In defense of Freeze, he inherited a program in need of reinvigoration, and his résumé earns him some runway. But, he faces a daunting task of restoring Auburn to national prominence while being squeezed in all directions by Alabama, Georgia and Florida State.

Those three programs reside within 200 miles of Auburn, and they cast a shadow, especially considering each is in play for the College Football Playoff and each projects to be a perennial contender for a 12-team playoff.

In the SEC’s current 14-team iteration, the Auburn job ranks somewhere between Nos. 5 and 7. After Oklahoma and Texas join next year, that ranking will slip to somewhere from Nos. 7 and 9.
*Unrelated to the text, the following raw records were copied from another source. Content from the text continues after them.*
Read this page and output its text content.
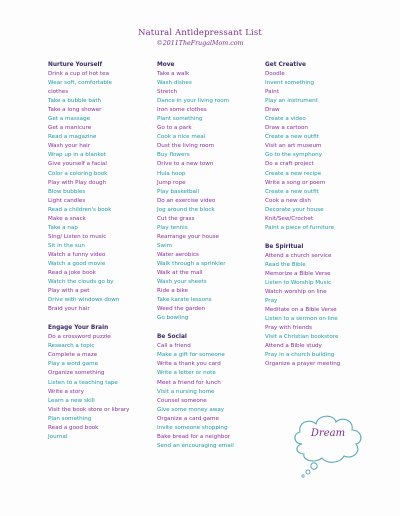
Natural Antidepressant List
©2011TheFrugalMom.com
Nurture Yourself
Drink a cup of hot tea
Wear soft, comfortable
clothes
Take a bubble bath
Take a long shower
Get a massage
Get a manicure
Read a magazine
Wash your hair
Wrap up in a blanket
Give yourself a facial
Color a coloring book
Play with Play dough
Blow bubbles
Light candles
Read a children's book
Make a snack
Take a nap
Sing/ Listen to music
Sit in the sun
Watch a funny video
Watch a good movie
Read a joke book
Watch the clouds go by
Play with a pet
Drive with windows down
Braid your hair
Engage Your Brain
Do a crossword puzzle
Research a topic
Complete a maze
Play a word game
Organize something
Listen to a teaching tape
Write a story
Learn a new skill
Visit the book store or library
Plan something
Read a good book
Journal
Move
Take a walk
Wash dishes
Stretch
Dance in your living room
Iron some clothes
Plant something
Go to a park
Cook a nice meal
Dust the living room
Buy flowers
Drive to a new town
Hula hoop
Jump rope
Play basketball
Do an exercise video
Jog around the block
Cut the grass
Play tennis
Rearrange your house
Swim
Water aerobics
Walk through a sprinkler
Walk at the mall
Wash your sheets
Ride a bike
Take karate lessons
Weed the garden
Go bowling
Be Social
Call a friend
Make a gift for someone
Write a thank you card
Write a letter or note
Meet a friend for lunch
Visit a nursing home
Counsel someone
Give some money away
Organize a card game
Invite someone shopping
Bake bread for a neighbor
Send an encouraging email
Get Creative
Doodle
Invent something
Paint
Play an instrument
Draw
Create a video
Draw a cartoon
Create a new outfit
Visit an art museum
Go to the symphony
Do a craft project
Create a new recipe
Write a song or poem
Create a new outfit
Cook a new dish
Decorate your house
Knit/Sew/Crochet
Paint a piece of furniture
Be Spiritual
Attend a church service
Read the Bible
Memorize a Bible Verse
Listen to Worship Music
Watch worship on line
Pray
Meditate on a Bible Verse
Listen to a sermon on line
Pray with friends
Visit a Christian bookstore
Attend a Bible study
Pray in a church building
Organize a prayer meeting
Dream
This is the point where I’m supposed to go beyond pointing out the flaw – Auburn’s imprudent firing of Malzahn in a race to the bottom – and suggest a solution, but I struggle to see a readymade escape hatch to deliver the Tigers from this hole they threw themselves into three years ago.

AU suffered its most humbling defeat in years on Saturday, a 31-10 whipping at Jordan-Hare Stadium delivered by New Mexico State.

“We're in a rebuild. That's not an excuse to what happened Saturday,” Freeze said Monday, an assessment that sounded strangely similar to an excuse.

Auburn can’t turn back the clock and fight on with Malzahn, whose floor never reached the depths of these past three seasons.

The best it can do is afford Freeze some patience, support his recruiting efforts and resist the urge to throw him overboard if he wins 60% of his conference games in a season, like Malzahn did in his finale.

Auburn learned the hard way that the elevator usually descends more easily than it ascends.